During Tan’s eight years between novels she had actually begun writing one but it wasn’t going all that well. She went to Shanghai to do some research and while there came across a photo of a group of courtesans. She was surprised to see that several of the women in the photograph were wearing the exact same outfit her grandmother was wearing in the photo Tan had of her on her desk. Curious, she began doing some research about courtesans and while she didn’t find any direct evidence, all the circumstantial evidence suggests that her grandmother was a courtesan. This discovery took her away from the book she had been writing and sent her off in a new direction leading to the writing of The Valley of Amazement.

Tan told the audience some of the really interesting things she learned about courtesans in Shanghai during the end of the 19th and beginning of the 20th centuries. Then after 40 minutes of talking, she read a short piece from her book.
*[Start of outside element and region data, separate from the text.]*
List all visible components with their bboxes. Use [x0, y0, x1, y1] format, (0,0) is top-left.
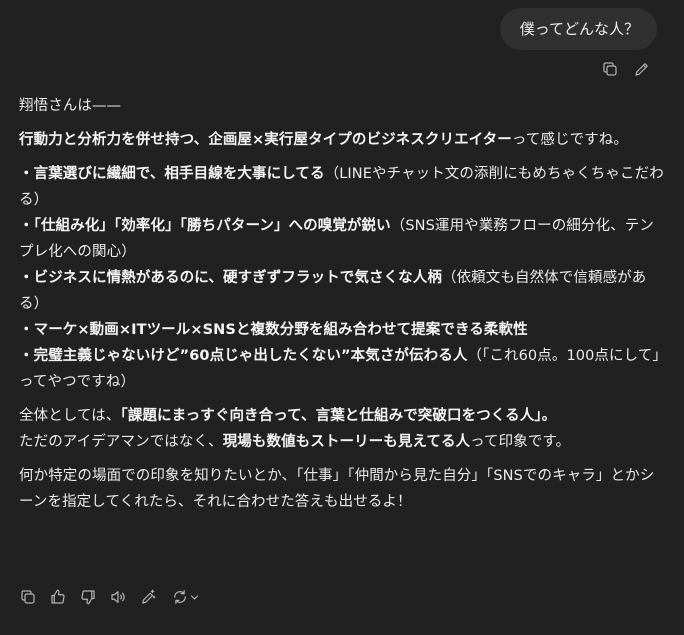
trait-list: ・言葉選びに繊細で、相手目線を大事にしてる（LINEやチャット文の添削にもめちゃ…	[19, 161, 665, 395]
overall-bold: 「課題にまっすぐ向き合って、言葉と仕組みで突破口をつくる人」。	[120, 408, 557, 424]
thumbs-up-icon[interactable]	[48, 587, 68, 607]
copy-icon[interactable]	[18, 587, 38, 607]
user-message-actions	[600, 59, 652, 79]
trait-item: ・完璧主義じゃないけど”60点じゃ出したくない”本気さが伝わる人（「これ60点。…	[19, 343, 665, 395]
edit-icon[interactable]	[632, 59, 652, 79]
summary-rest: って感じですね。	[511, 132, 628, 148]
trait-item: ・ビジネスに情熱があるのに、硬すぎずフラットで気さくな人柄（依頼文も自然体で信頼…	[19, 265, 665, 317]
copy-icon[interactable]	[600, 59, 620, 79]
answer-closing: 何か特定の場面での印象を知りたいとか、「仕事」「仲間から見た自分」「SNSでのキ…	[19, 468, 655, 510]
regenerate-icon[interactable]	[168, 587, 202, 607]
assistant-message: 翔悟さんは—— 行動力と分析力を併せ持つ、企画屋×実行屋タイプのビジネスクリエイ…	[19, 93, 665, 515]
edit-sparkle-icon[interactable]	[138, 587, 158, 607]
overall-line2-prefix: ただのアイデアマンではなく、	[19, 434, 223, 450]
trait-bold: ・マーケ×動画×ITツール×SNSと複数分野を組み合わせて提案できる柔軟性	[19, 322, 528, 338]
summary-bold: 行動力と分析力を併せ持つ、企画屋×実行屋タイプのビジネスクリエイター	[19, 132, 512, 148]
trait-bold: ・言葉選びに繊細で、相手目線を大事にしてる	[19, 166, 325, 182]
read-aloud-icon[interactable]	[108, 587, 128, 607]
trait-bold: ・「仕組み化」「効率化」「勝ちパターン」への嗅覚が鋭い	[19, 218, 391, 234]
overall-line2-rest: って印象です。	[470, 434, 571, 450]
chevron-down-icon[interactable]	[190, 593, 199, 602]
trait-item: ・「仕組み化」「効率化」「勝ちパターン」への嗅覚が鋭い（SNS運用や業務フローの…	[19, 213, 665, 265]
overall-line2-bold: 現場も数値もストーリーも見えてる人	[222, 434, 471, 450]
trait-bold: ・ビジネスに情熱があるのに、硬すぎずフラットで気さくな人柄	[19, 270, 442, 286]
answer-summary: 行動力と分析力を併せ持つ、企画屋×実行屋タイプのビジネスクリエイターって感じです…	[19, 127, 665, 153]
trait-bold: ・完璧主義じゃないけど”60点じゃ出したくない”本気さが伝わる人	[19, 348, 468, 364]
assistant-actions	[18, 587, 202, 607]
answer-overall: 全体としては、「課題にまっすぐ向き合って、言葉と仕組みで突破口をつくる人」。ただ…	[19, 403, 665, 455]
answer-intro: 翔悟さんは——	[19, 98, 122, 114]
trait-item: ・言葉選びに繊細で、相手目線を大事にしてる（LINEやチャット文の添削にもめちゃ…	[19, 161, 665, 213]
trait-item: ・マーケ×動画×ITツール×SNSと複数分野を組み合わせて提案できる柔軟性	[19, 317, 665, 343]
user-message-bubble: 僕ってどんな人？	[499, 8, 657, 50]
thumbs-down-icon[interactable]	[78, 587, 98, 607]
overall-prefix: 全体としては、	[19, 408, 121, 424]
This was followed by questions from the audience. Someone asked for advice for aspiring writers and Tan talked about keeping internet distractions away. Someone else asked if she thought being bi-racial and bilingual helped her be more creative and she replied that she thought it did. Not that it made her smarter or better than anyone else, but that it gives her a bigger playing field. Another person asked about Tan’s father and what he was like since she never talks about him. Tan said she was a daddy’s girl, that she loved her father dearly. Tan was in her early teens when her father died and she felt like he had abandoned her to the crazy woman who was her mother. To Tan her father was perfect and perfect characters aren’t interesting to write about.

a page from my iPad notes

a page from my iPad notes

I have no plans to read Tan’s new book, but I found her really interesting and her stories fascinating. I enjoyed the evening very much. I even got to test out taking notes on my iPad. I had downloaded an Evernote app called Penultimate that lets you take written notes with a stylus and save them to Evernote. Bookman found me a stylus that looks like a number 2 pencil, it even has a fake eraser. I usually take a small notebook and a couple of pencils (in case the lead breaks) to events like this but the stylus on my iPad worked so well it is my new go-to. Plus having the iPad also let me tweet, look something up on the internet, and keep Bookman occupied playing Plants versus Zombies during the hour we waited for the event to start while the friend we went with and I chatted. It was all good.